I don't understand people who don't read newspapers. And ultimately I probably don't get along with them either.
Maybe I should say, they are not the people I have an affinity with in the short or the long run.
I start and end my days with checks of the headlines and read articles when I am unable to sleep or frustrated with too much other work.
In my circle, conversations will turn around stories we have read in the paper, online or heard on NPR or CNN (well not me but you know).
We all have our trusted outlets and compare coverage and stories and details.

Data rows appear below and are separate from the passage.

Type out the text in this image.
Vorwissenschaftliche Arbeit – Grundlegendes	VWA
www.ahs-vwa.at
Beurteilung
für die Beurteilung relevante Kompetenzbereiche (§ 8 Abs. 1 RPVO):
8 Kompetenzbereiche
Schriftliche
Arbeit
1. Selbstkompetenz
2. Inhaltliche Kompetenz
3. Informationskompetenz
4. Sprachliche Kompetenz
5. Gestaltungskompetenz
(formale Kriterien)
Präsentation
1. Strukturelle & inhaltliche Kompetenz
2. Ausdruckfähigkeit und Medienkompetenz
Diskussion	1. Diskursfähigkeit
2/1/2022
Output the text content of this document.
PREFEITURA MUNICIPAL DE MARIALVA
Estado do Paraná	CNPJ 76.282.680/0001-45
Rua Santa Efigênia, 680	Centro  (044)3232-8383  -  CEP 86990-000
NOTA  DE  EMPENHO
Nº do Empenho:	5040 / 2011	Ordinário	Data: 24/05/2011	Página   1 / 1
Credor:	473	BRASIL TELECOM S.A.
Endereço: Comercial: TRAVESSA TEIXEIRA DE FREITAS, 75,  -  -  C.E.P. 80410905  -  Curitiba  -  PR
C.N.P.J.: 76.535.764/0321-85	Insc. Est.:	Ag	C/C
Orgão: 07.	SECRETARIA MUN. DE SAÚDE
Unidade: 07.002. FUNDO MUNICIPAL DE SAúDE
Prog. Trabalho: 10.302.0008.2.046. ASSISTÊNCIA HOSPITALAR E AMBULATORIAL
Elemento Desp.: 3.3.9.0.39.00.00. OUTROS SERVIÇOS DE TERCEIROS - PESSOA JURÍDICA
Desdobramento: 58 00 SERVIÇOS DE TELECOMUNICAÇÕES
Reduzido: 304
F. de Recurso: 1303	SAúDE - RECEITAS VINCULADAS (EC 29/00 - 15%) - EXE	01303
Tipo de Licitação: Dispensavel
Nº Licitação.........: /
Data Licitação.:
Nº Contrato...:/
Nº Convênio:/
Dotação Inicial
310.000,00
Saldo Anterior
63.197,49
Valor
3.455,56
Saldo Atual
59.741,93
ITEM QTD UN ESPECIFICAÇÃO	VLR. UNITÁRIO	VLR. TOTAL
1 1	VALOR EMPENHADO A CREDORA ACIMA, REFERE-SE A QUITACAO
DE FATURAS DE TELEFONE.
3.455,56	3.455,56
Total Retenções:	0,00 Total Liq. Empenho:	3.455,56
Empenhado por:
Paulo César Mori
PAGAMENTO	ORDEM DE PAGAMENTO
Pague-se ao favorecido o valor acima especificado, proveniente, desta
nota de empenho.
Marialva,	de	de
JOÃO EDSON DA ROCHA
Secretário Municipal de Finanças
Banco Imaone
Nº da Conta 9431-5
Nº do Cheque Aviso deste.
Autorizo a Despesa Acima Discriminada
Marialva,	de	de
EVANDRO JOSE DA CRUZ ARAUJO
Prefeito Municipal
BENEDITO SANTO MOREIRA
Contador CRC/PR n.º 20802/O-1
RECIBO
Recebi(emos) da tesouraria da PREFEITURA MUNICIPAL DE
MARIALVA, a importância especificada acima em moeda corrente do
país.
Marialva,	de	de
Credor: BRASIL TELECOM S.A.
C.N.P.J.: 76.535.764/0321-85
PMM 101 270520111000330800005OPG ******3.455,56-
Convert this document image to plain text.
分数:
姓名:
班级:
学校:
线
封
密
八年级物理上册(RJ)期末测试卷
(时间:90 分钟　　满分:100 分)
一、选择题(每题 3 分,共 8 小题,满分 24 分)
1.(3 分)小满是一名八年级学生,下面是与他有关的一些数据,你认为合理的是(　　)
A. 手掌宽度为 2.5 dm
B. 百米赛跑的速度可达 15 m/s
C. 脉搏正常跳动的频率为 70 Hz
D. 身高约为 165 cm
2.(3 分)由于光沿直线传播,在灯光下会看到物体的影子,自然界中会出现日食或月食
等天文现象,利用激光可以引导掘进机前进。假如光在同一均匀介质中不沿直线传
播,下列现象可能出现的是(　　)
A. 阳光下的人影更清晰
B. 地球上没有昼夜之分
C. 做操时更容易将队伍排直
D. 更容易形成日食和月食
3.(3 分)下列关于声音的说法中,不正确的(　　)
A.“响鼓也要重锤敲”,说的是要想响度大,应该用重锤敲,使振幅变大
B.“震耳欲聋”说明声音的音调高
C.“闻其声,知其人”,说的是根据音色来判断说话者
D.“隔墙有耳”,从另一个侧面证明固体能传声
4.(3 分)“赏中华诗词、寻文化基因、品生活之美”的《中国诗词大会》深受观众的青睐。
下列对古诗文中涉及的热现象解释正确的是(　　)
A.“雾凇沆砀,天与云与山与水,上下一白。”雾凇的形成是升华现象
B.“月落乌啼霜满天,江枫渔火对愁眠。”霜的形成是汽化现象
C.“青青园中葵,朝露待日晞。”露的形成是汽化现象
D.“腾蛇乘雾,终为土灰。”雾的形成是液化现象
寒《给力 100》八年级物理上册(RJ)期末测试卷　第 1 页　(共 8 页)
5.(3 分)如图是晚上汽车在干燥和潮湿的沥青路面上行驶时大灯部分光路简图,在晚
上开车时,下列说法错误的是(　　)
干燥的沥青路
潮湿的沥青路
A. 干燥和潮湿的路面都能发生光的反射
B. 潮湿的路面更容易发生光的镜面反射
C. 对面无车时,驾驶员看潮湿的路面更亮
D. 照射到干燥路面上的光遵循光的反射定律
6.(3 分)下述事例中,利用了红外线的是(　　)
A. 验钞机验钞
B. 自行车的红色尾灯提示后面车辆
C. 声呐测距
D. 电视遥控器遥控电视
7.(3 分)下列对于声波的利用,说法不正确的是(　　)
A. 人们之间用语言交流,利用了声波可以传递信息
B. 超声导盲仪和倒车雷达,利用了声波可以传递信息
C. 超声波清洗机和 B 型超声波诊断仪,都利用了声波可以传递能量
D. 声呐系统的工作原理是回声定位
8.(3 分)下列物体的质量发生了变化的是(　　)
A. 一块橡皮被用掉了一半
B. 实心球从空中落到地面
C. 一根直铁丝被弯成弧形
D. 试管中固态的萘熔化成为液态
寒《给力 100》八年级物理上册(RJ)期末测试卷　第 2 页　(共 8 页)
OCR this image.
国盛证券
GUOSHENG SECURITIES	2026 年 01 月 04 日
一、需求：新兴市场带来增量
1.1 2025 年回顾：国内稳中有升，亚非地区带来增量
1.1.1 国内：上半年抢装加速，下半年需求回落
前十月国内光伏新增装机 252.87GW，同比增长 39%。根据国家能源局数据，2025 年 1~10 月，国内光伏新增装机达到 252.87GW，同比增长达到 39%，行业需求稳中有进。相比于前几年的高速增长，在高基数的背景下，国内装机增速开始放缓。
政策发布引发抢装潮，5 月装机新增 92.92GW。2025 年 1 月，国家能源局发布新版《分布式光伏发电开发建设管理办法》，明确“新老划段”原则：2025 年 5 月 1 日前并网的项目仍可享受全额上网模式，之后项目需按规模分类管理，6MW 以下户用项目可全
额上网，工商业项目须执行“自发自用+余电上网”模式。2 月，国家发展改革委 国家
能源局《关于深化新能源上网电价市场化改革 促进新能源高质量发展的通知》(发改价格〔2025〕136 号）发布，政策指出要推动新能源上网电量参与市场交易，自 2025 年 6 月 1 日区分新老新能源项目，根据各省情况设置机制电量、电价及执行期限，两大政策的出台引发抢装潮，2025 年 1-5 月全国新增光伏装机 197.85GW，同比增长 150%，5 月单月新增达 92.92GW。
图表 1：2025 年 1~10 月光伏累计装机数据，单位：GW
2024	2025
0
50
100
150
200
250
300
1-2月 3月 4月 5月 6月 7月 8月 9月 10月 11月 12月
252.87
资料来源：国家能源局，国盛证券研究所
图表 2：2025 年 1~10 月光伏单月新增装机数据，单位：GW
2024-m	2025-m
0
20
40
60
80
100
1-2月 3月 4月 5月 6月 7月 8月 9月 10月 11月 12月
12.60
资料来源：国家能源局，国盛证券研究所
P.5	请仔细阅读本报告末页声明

We extrapolate from these stories to build meaning about our wider world.
Some of us are more interested in politics, others in pop culture, others in world affairs. We each have our own special interests but all have a love of quirky stories (however that manifests for each of us).
So when I meet someone with no knowledge of current events - almost as though they lived so remotely in an unconnected time that they can't get news - I have to work to be patient and not incredulous (I regularly fail at that).
This week though I also started to think about the other side of that coin. As in what is the internal and conversational life of that kind of person.
To what common topics do they turn in a lull in conversation? How do they build meaning about the world? What are their building blocks?
I shuffled through in my mind all the people I regularly engage in conversation and they are all news regulars if not junkies like me.
Clearly this is not by accident. But how deliberate is this selection process!? Does it just happen?
Just the random thoughts that fly through my brain while I am not reading or writing what I should. Or when I am trying to not obsess about the fact that my computer seems to have developed a bad case of sleeping beauty.